Sejak awal Jarar meniatkan blog BatakNews mewartakan isu-isu lokal, terutama yang terjadi di Balige, ibukota Kabupaten Tobasa. Sementara ini, dia mengaku masih bisa meliput sendiri. Sebab Balige hanya kota kecil. Selain berita lokal, ia merencanakan blog itu memuat foto-foto lokal, artikel budaya Batak, opini pembaca (khususnya para perantau Batak yang tinggal di luar Tobasa dan luar negeri), feature dan tulisan tentang jurnalisme.

”Aku tak berharap muluk-muluk.

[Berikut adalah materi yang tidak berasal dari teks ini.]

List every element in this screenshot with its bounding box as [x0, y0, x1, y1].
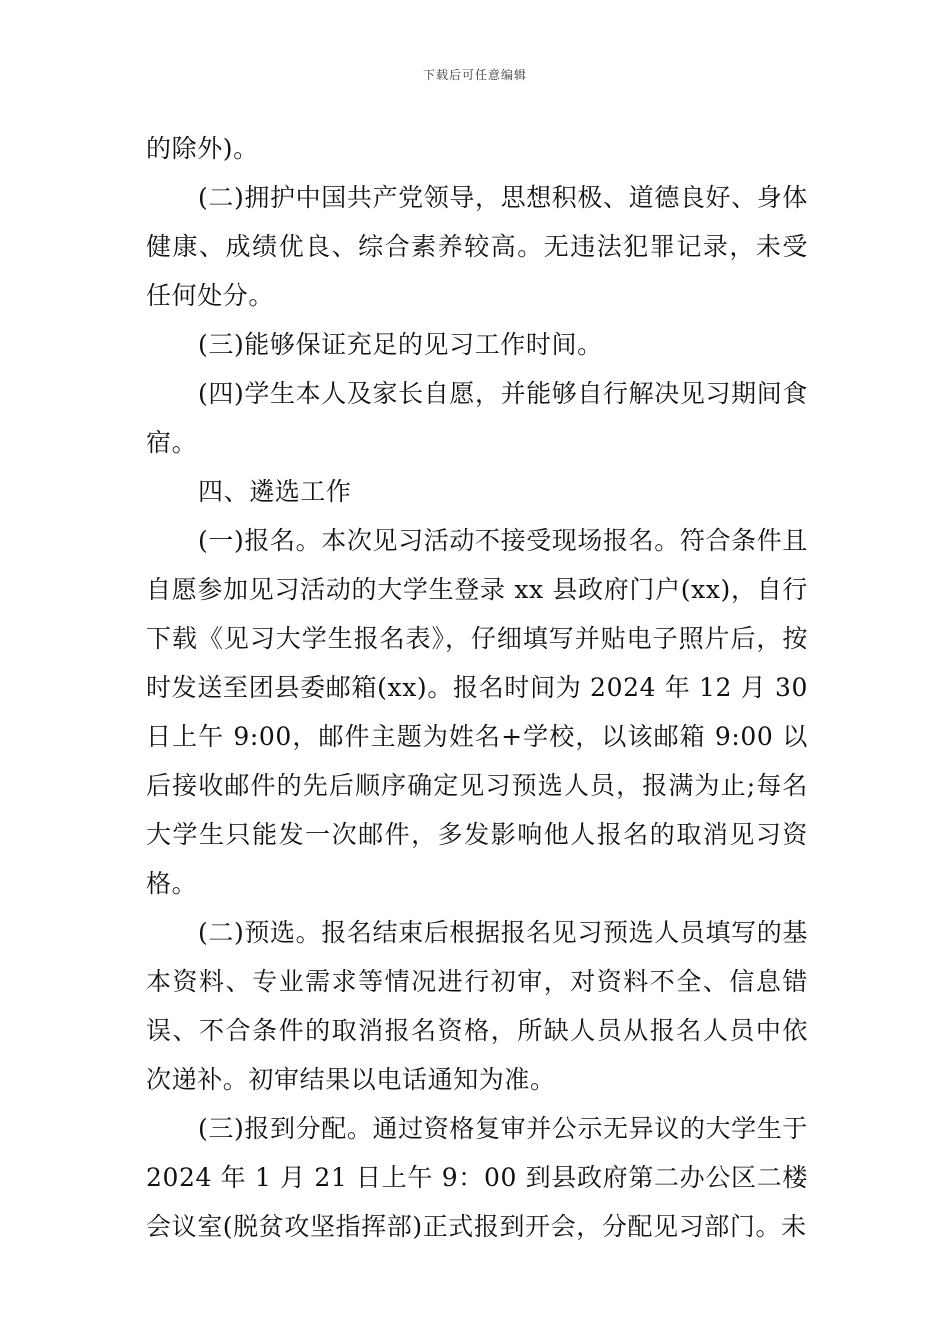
paragraph-preselection: (二)预选。报名结束后根据报名见习预选人员填写的基本资料、专业需求等情况进行初审，对资料不全、信息错误、不合条件的取消报名资格，所缺人员从报名人员中依次递补。初审结果以电话通知为准。 [146, 918, 808, 1094]
page-header-note: 下载后可任意编辑 [422, 68, 527, 82]
section-heading-selection: 四、遴选工作 [198, 477, 352, 506]
paragraph-item-2: (二)拥护中国共产党领导，思想积极、道德良好、身体健康、成绩优良、综合素养较高。无违法犯罪记录，未受任何处分。 [146, 183, 808, 310]
paragraph-registration: (一)报名。本次见习活动不接受现场报名。符合条件且自愿参加见习活动的大学生登录 xx 县政府门户(xx)，自行下载《见习大学生报名表》，仔细填写并贴电子照片后，按时发送至团县委邮箱(xx)。报名时间为 2024 年 12 月 30 日上午 9:00，邮件主题为姓名+学校，以该邮箱 9:00 以后接收邮件的先后顺序确定见习预选人员，报满为止;每名大学生只能发一次邮件，多发影响他人报名的取消见习资格。 [146, 526, 808, 898]
paragraph-reporting: (三)报到分配。通过资格复审并公示无异议的大学生于 2024 年 1 月 21 日上午 9：00 到县政府第二办公区二楼会议室(脱贫攻坚指挥部)正式报到开会，分配见习部门。未 [146, 1114, 808, 1241]
document-body [146, 124, 808, 1251]
paragraph-item-3: (三)能够保证充足的见习工作时间。 [198, 330, 603, 359]
paragraph-continuation: 的除外)。 [146, 134, 259, 163]
paragraph-item-4: (四)学生本人及家长自愿，并能够自行解决见习期间食宿。 [146, 379, 808, 457]
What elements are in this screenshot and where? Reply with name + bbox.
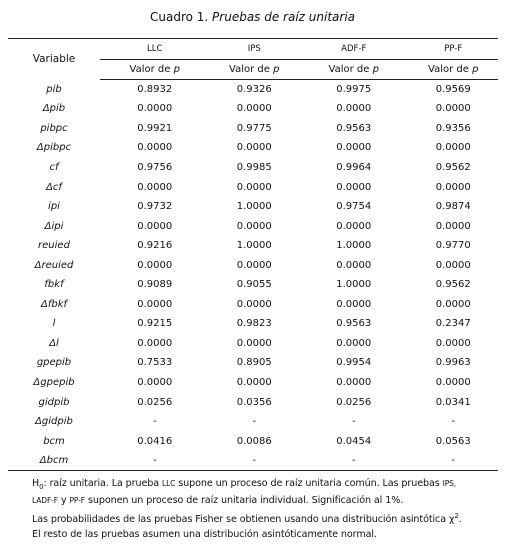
variable-cell: Δipi [44, 220, 64, 232]
pvalue-cell: - [100, 451, 200, 471]
test-header-llc: LLC [100, 39, 200, 60]
variable-header: Variable [8, 39, 100, 80]
variable-cell: Δpib [42, 103, 66, 115]
pvalue-cell: 0.0563 [435, 435, 471, 447]
pvalue-cell: 0.9563 [336, 318, 372, 330]
pvalue-cell: 0.9055 [236, 279, 272, 291]
table-row [8, 412, 498, 432]
table-row [8, 99, 498, 119]
note-line: Las probabilidades de las pruebas Fisher se obtienen usando una distribución asintótica $\chi^2$. [32, 511, 462, 526]
pvalue-cell: 0.8932 [137, 84, 173, 96]
title-name: Pruebas de raíz unitaria [212, 10, 356, 24]
variable-cell: Δgpepib [33, 376, 75, 388]
variable-cell: Δl [49, 337, 59, 349]
pvalue-cell: 0.0000 [137, 103, 173, 115]
pvalue-cell: 0.9775 [236, 122, 272, 134]
pvalue-cell: - [451, 416, 456, 428]
pvalue-cell: - [200, 451, 300, 471]
table-row [8, 295, 498, 315]
pvalue-cell: 0.0000 [336, 376, 372, 388]
table-row [8, 197, 498, 217]
pvalue-cell: 0.9964 [336, 161, 372, 173]
pvalue-cell: - [351, 416, 356, 428]
pvalue-cell: 0.0000 [137, 337, 173, 349]
pvalue-cell: 0.0000 [336, 142, 372, 154]
pvalue-cell: 0.9963 [435, 357, 471, 369]
pvalue-cell: 0.0000 [435, 142, 471, 154]
pvalue-cell: 0.9756 [137, 161, 173, 173]
pvalue-cell: 1.0000 [336, 279, 372, 291]
pvalue-cell: 0.0000 [236, 103, 272, 115]
table-row [8, 451, 498, 471]
pvalue-cell: 0.9985 [236, 161, 272, 173]
pvalue-cell: 0.0000 [137, 298, 173, 310]
pvalue-cell: 0.9770 [435, 240, 471, 252]
pvalue-cell: 0.9569 [435, 84, 471, 96]
table-row [8, 216, 498, 236]
table-row [8, 353, 498, 373]
table-row [8, 314, 498, 334]
pvalue-cell: 0.0000 [336, 298, 372, 310]
pvalue-cell: - [399, 451, 499, 471]
pvalue-cell: 0.0000 [137, 181, 173, 193]
pvalue-header: Valor de p [299, 60, 399, 80]
variable-cell: ipi [48, 201, 60, 213]
note-line: El resto de las pruebas asumen una distribución asintóticamente normal. [32, 528, 377, 540]
pvalue-cell: 0.9326 [236, 84, 272, 96]
pvalue-cell: 0.0416 [137, 435, 173, 447]
table-row [8, 392, 498, 412]
table-row [8, 80, 498, 100]
pvalue-cell: - [299, 451, 399, 471]
pvalue-cell: 0.7533 [137, 357, 173, 369]
pvalue-header: Valor de p [100, 60, 200, 80]
pvalue-cell: 0.0000 [137, 142, 173, 154]
table-row [8, 255, 498, 275]
pvalue-cell: 0.0000 [236, 220, 272, 232]
pvalue-cell: 0.0000 [236, 337, 272, 349]
table-row [8, 158, 498, 178]
table-row [8, 177, 498, 197]
pvalue-cell: 0.0000 [435, 298, 471, 310]
pvalue-cell: 0.0000 [236, 259, 272, 271]
variable-cell: cf [49, 161, 59, 173]
variable-cell: l [52, 318, 56, 330]
pvalue-cell: 0.0000 [435, 376, 471, 388]
header-row [8, 39, 498, 60]
test-header-ips: IPS [200, 39, 300, 60]
pvalue-header: Valor de p [200, 60, 300, 80]
variable-cell: Δbcm [8, 451, 100, 471]
test-header-adf: ADF-F [299, 39, 399, 60]
pvalue-cell: 0.0000 [435, 337, 471, 349]
pvalue-cell: 0.0000 [435, 259, 471, 271]
variable-cell: Δcf [46, 181, 62, 193]
table-row [8, 373, 498, 393]
pvalue-cell: 0.0000 [236, 376, 272, 388]
pvalue-cell: 0.0000 [336, 181, 372, 193]
pvalue-cell: 1.0000 [236, 240, 272, 252]
variable-cell: gidpib [38, 396, 70, 408]
table-title [0, 9, 505, 25]
pvalue-cell: 0.0000 [137, 376, 173, 388]
table-body [8, 80, 498, 471]
table-row [8, 431, 498, 451]
pvalue-cell: 0.0000 [236, 142, 272, 154]
pvalue-cell: 0.9356 [435, 122, 471, 134]
pvalue-cell: 0.2347 [435, 318, 471, 330]
pvalue-cell: 0.0000 [336, 259, 372, 271]
variable-cell: pibpc [40, 122, 68, 134]
pvalue-cell: 0.0000 [137, 259, 173, 271]
unit-root-table [8, 38, 498, 471]
pvalue-cell: 0.9562 [435, 279, 471, 291]
variable-cell: Δpibpc [36, 142, 72, 154]
pvalue-cell: 0.0000 [435, 103, 471, 115]
variable-cell: Δreuied [34, 259, 74, 271]
variable-cell: fbkf [44, 279, 64, 291]
variable-cell: gpepib [36, 357, 72, 369]
variable-cell: Δgidpib [35, 416, 73, 428]
pvalue-cell: - [152, 416, 157, 428]
pvalue-cell: 0.0341 [435, 396, 471, 408]
pvalue-cell: 0.9216 [137, 240, 173, 252]
pvalue-cell: 0.9921 [137, 122, 173, 134]
test-header-pp: PP-F [399, 39, 499, 60]
note-line: LADF-F y PP-F suponen un proceso de raíz unitaria individual. Significación al 1%. [32, 495, 404, 507]
pvalue-cell: 0.9954 [336, 357, 372, 369]
pvalue-cell: 0.9215 [137, 318, 173, 330]
pvalue-cell: 0.8905 [236, 357, 272, 369]
pvalue-cell: 0.0256 [137, 396, 173, 408]
variable-cell: reuied [38, 240, 70, 252]
pvalue-cell: 0.9089 [137, 279, 173, 291]
pvalue-cell: 0.0000 [336, 220, 372, 232]
pvalue-cell: 1.0000 [336, 240, 372, 252]
pvalue-cell: - [252, 416, 257, 428]
note-line: $H_0$: raíz unitaria. La prueba LLC supone un proceso de raíz unitaria común. Las pruebas IPS, [32, 478, 457, 491]
pvalue-cell: 0.9874 [435, 201, 471, 213]
variable-cell: pib [46, 83, 62, 95]
pvalue-cell: 0.0000 [435, 220, 471, 232]
pvalue-cell: 0.9563 [336, 122, 372, 134]
pvalue-cell: 0.0000 [236, 181, 272, 193]
table-notes [32, 477, 502, 542]
pvalue-cell: 0.0000 [336, 337, 372, 349]
pvalue-cell: 0.0000 [137, 220, 173, 232]
pvalue-cell: 0.9754 [336, 201, 372, 213]
pvalue-cell: 0.9975 [336, 84, 372, 96]
title-prefix: Cuadro 1. [149, 10, 209, 24]
table-row [8, 138, 498, 158]
variable-cell: bcm [43, 435, 65, 447]
pvalue-cell: 0.9562 [435, 161, 471, 173]
pvalue-cell: 1.0000 [236, 201, 272, 213]
table-row [8, 334, 498, 354]
pvalue-cell: 0.0000 [236, 298, 272, 310]
pvalue-cell: 0.0000 [336, 103, 372, 115]
table-row [8, 275, 498, 295]
pvalue-cell: 0.0086 [236, 435, 272, 447]
variable-cell: Δfbkf [40, 298, 68, 310]
table-row [8, 119, 498, 139]
pvalue-cell: 0.0356 [236, 396, 272, 408]
pvalue-header: Valor de p [399, 60, 499, 80]
pvalue-cell: 0.0256 [336, 396, 372, 408]
pvalue-cell: 0.0000 [435, 181, 471, 193]
pvalue-cell: 0.0454 [336, 435, 372, 447]
pvalue-cell: 0.9732 [137, 201, 173, 213]
pvalue-cell: 0.9823 [236, 318, 272, 330]
table-row [8, 236, 498, 256]
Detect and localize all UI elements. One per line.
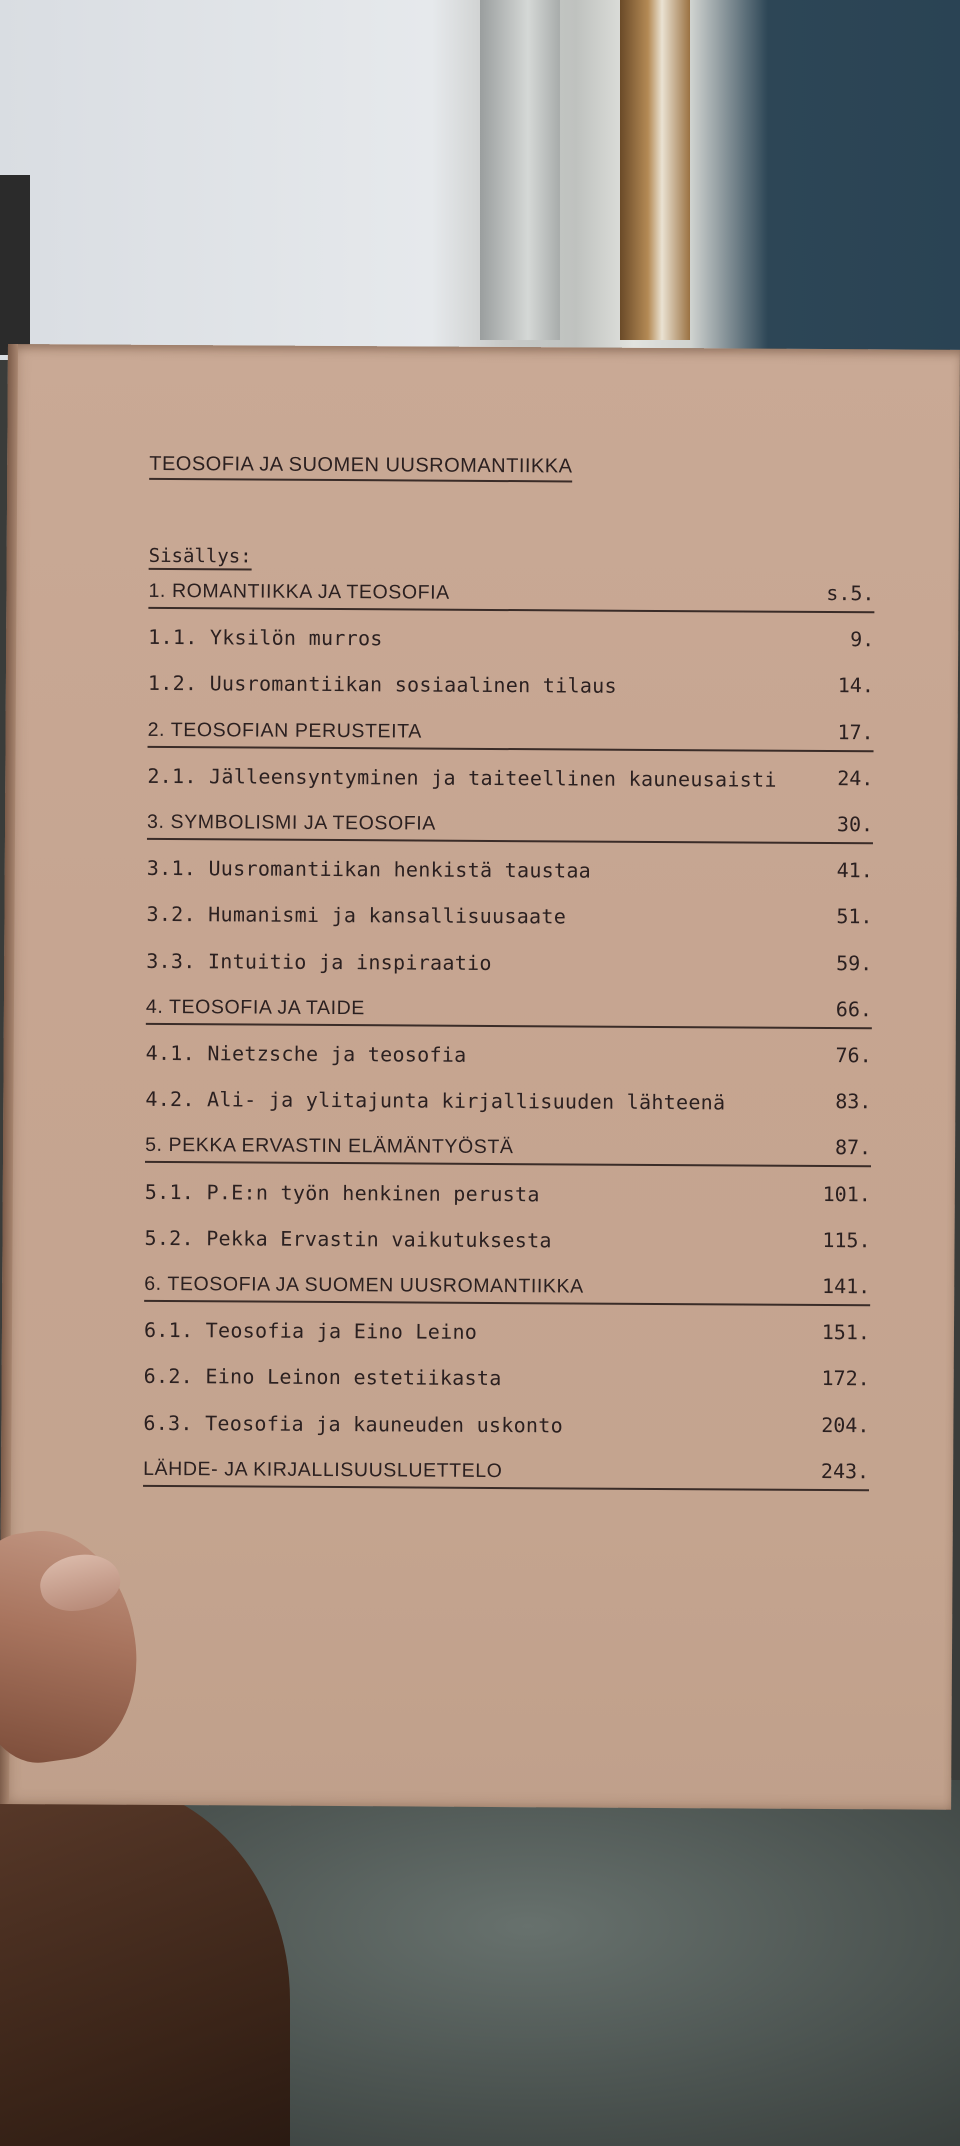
toc-entry [145, 1131, 871, 1167]
toc-entry [143, 1408, 869, 1442]
toc-entry [145, 1085, 871, 1119]
toc-entry-label: 2.1. Jälleensyntyminen ja taiteellinen kauneusaisti [147, 763, 777, 792]
toc-entry [144, 1316, 870, 1350]
background-picture-frame [0, 175, 30, 355]
toc-entry-page: 17. [837, 719, 874, 744]
toc-entry-label: LÄHDE- JA KIRJALLISUUSLUETTELO [143, 1457, 503, 1482]
toc-entry [144, 1224, 870, 1258]
toc-entry-label: 3.2. Humanismi ja kansallisuusaate [146, 902, 567, 929]
toc-entry [145, 1177, 871, 1211]
toc-entry-page: 141. [822, 1273, 871, 1299]
toc-entry-label: 4.2. Ali- ja ylitajunta kirjallisuuden lähteenä [145, 1087, 726, 1115]
toc-entry [146, 993, 872, 1029]
toc-entry-page: 151. [821, 1320, 871, 1345]
toc-entry [147, 854, 873, 888]
toc-entry-label: 4. TEOSOFIA JA TAIDE [145, 995, 366, 1019]
toc-entry [146, 946, 872, 980]
toc-entry-page: 66. [835, 996, 873, 1022]
toc-entry [144, 1362, 870, 1396]
toc-entry-label: 3.1. Uusromantiikan henkistä taustaa [146, 856, 592, 883]
background-doorway [620, 0, 690, 340]
toc-entry-page: 172. [821, 1366, 870, 1391]
toc-entry-page: 9. [850, 627, 875, 652]
toc-entry-label: 2. TEOSOFIAN PERUSTEITA [147, 718, 422, 743]
toc-entry-page: 243. [820, 1458, 870, 1484]
toc-entry-page: 14. [837, 673, 875, 698]
toc-entry-label: 5. PEKKA ERVASTIN ELÄMÄNTYÖSTÄ [145, 1134, 514, 1159]
toc-entry-label: 6. TEOSOFIA JA SUOMEN UUSROMANTIIKKA [144, 1272, 584, 1298]
toc-entry-label: 3.3. Intuitio ja inspiraatio [146, 948, 492, 975]
toc-entry-label: 1.1. Yksilön murros [148, 625, 383, 651]
toc-entry-page: 30. [836, 812, 874, 837]
toc-entry-page: 41. [836, 858, 873, 883]
contents-heading: Sisällys: [149, 545, 252, 571]
toc-entry-label: 6.3. Teosofia ja kauneuden uskonto [143, 1410, 564, 1438]
toc-entry [146, 900, 872, 934]
toc-entry-label: 6.1. Teosofia ja Eino Leino [143, 1318, 478, 1345]
toc-entry-page: 24. [837, 765, 874, 791]
toc-entry [146, 1039, 872, 1073]
toc-entry [143, 1455, 869, 1491]
background-wall-column [480, 0, 560, 340]
toc-entry-page: s.5. [826, 581, 875, 606]
toc-entry-page: 101. [822, 1181, 871, 1206]
toc-entry-page: 204. [821, 1412, 870, 1437]
toc-entry [148, 669, 874, 703]
toc-entry-label: 6.2. Eino Leinon estetiikasta [143, 1364, 502, 1391]
toc-entry-label: 1.2. Uusromantiikan sosiaalinen tilaus [147, 671, 617, 699]
toc-entry [144, 1270, 870, 1306]
toc-entry-label: 5.2. Pekka Ervastin vaikutuksesta [144, 1225, 552, 1253]
toc-entry-page: 83. [835, 1089, 872, 1114]
toc-entry-page: 76. [835, 1043, 872, 1068]
toc-entry-label: 3. SYMBOLISMI JA TEOSOFIA [147, 810, 436, 835]
toc-entry [148, 623, 874, 657]
toc-entry-label: 5.1. P.E:n työn henkinen perusta [144, 1179, 540, 1206]
toc-entry-page: 51. [836, 904, 873, 929]
book-title: TEOSOFIA JA SUOMEN UUSROMANTIIKKA [149, 453, 572, 483]
table-of-contents [0, 344, 960, 1810]
toc-entry-label: 1. ROMANTIIKKA JA TEOSOFIA [148, 579, 450, 604]
toc-entry [148, 577, 874, 613]
toc-entry-page: 115. [822, 1227, 871, 1253]
toc-entry [147, 762, 873, 796]
toc-entry [148, 715, 874, 751]
toc-entry [147, 808, 873, 844]
toc-entry-label: 4.1. Nietzsche ja teosofia [145, 1040, 467, 1067]
toc-entry-page: 87. [834, 1135, 872, 1160]
book-page [0, 344, 960, 1810]
toc-entry-page: 59. [836, 950, 873, 975]
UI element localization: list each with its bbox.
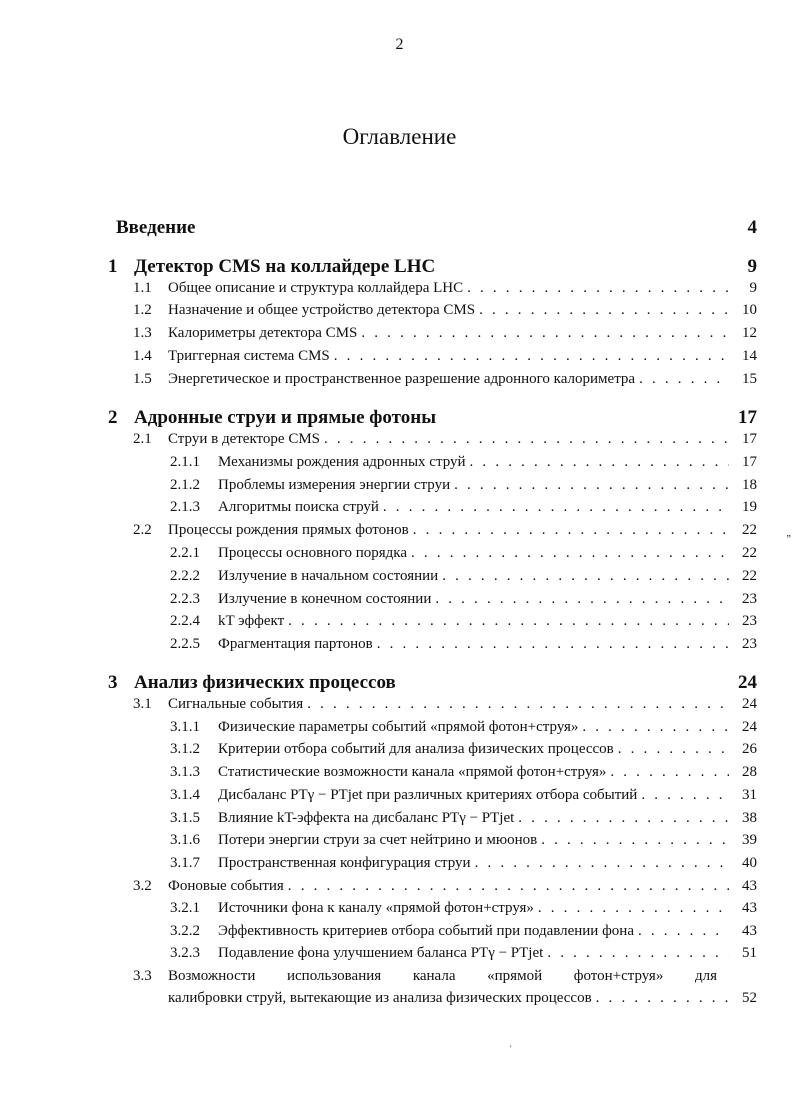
section-page: 26 <box>742 741 757 757</box>
dot-leader <box>475 855 729 872</box>
section-number: 2.2 <box>133 522 152 538</box>
section-page: 22 <box>742 545 757 561</box>
toc-chapter-1[interactable] <box>108 256 757 278</box>
toc-subsection[interactable] <box>170 741 757 763</box>
chapter-page: 24 <box>738 672 757 693</box>
section-number: 2.1.2 <box>170 477 200 493</box>
dot-leader <box>541 832 729 849</box>
section-page: 19 <box>742 499 757 515</box>
section-title: Потери энергии струи за счет нейтрино и мюонов <box>218 832 538 848</box>
chapter-number: 3 <box>108 672 118 693</box>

Ibaratnya, BatakNews adalah sebuah koran komunitas beroplah kecil di sebuah kecamatan yang, karena kecanggihan internet, dibaca oleh para perantau di seluruh penjuru dunia,” tambahnya.

Untuk memenuhi kebutuhan sehari-hari, Jarar membuka usaha berjualan oli-campur dan pulsa HP di depan rumahnya yang ia kelola bersama istrinya.

“Alhamdulillah, olinya laku, karena rumah kami persis di samping pom bensin. Sehari rata-rata habis 15 botol, bisa dapat laba Rp 50 ribu. Voucher HP rata-rata 25 voucher per hari, dengan laba berkisar Rp 25 ribu. Jadi dari usaha istriku ini kami sudah bisa menutupi kebutuhan dapur. Untuk kebutuhan lain yang mendesak, sesekali kami minta bantuan dari orangtua,” akunya.

Bagaimana dengan istri, apakah dia tidak mengeluh dengan kondisi anda saat ini?

Dikatakan oleh Jarar, justru istrinya mendorong dirinya keluar dari media cetak dan membuat blog. Kata istrinya, “Daripada kau makan hati terus, lebih baik kau ngeblog asalkan kau bebas menulis mengikuti kata hatimu.’

“Istriku seorang yang sederhana. Ia tidak memakai perhiasan, tidak memakai make-up di wajah, tidak suka shopping baju. Ia seorang wanita desa yang betul-betul sederhana. Aku bersyukur punya istri seperti dia. Dan selama kami berkeluarga tujuh tahun, tidak pernah dia menyuruh aku mencari uang dengan cara yang banyak dilakukan [oknum] wartawan, seperti memeras”.

Selamat bung, akhirnya kau temukan tempat di mana nurani bisa merdeka.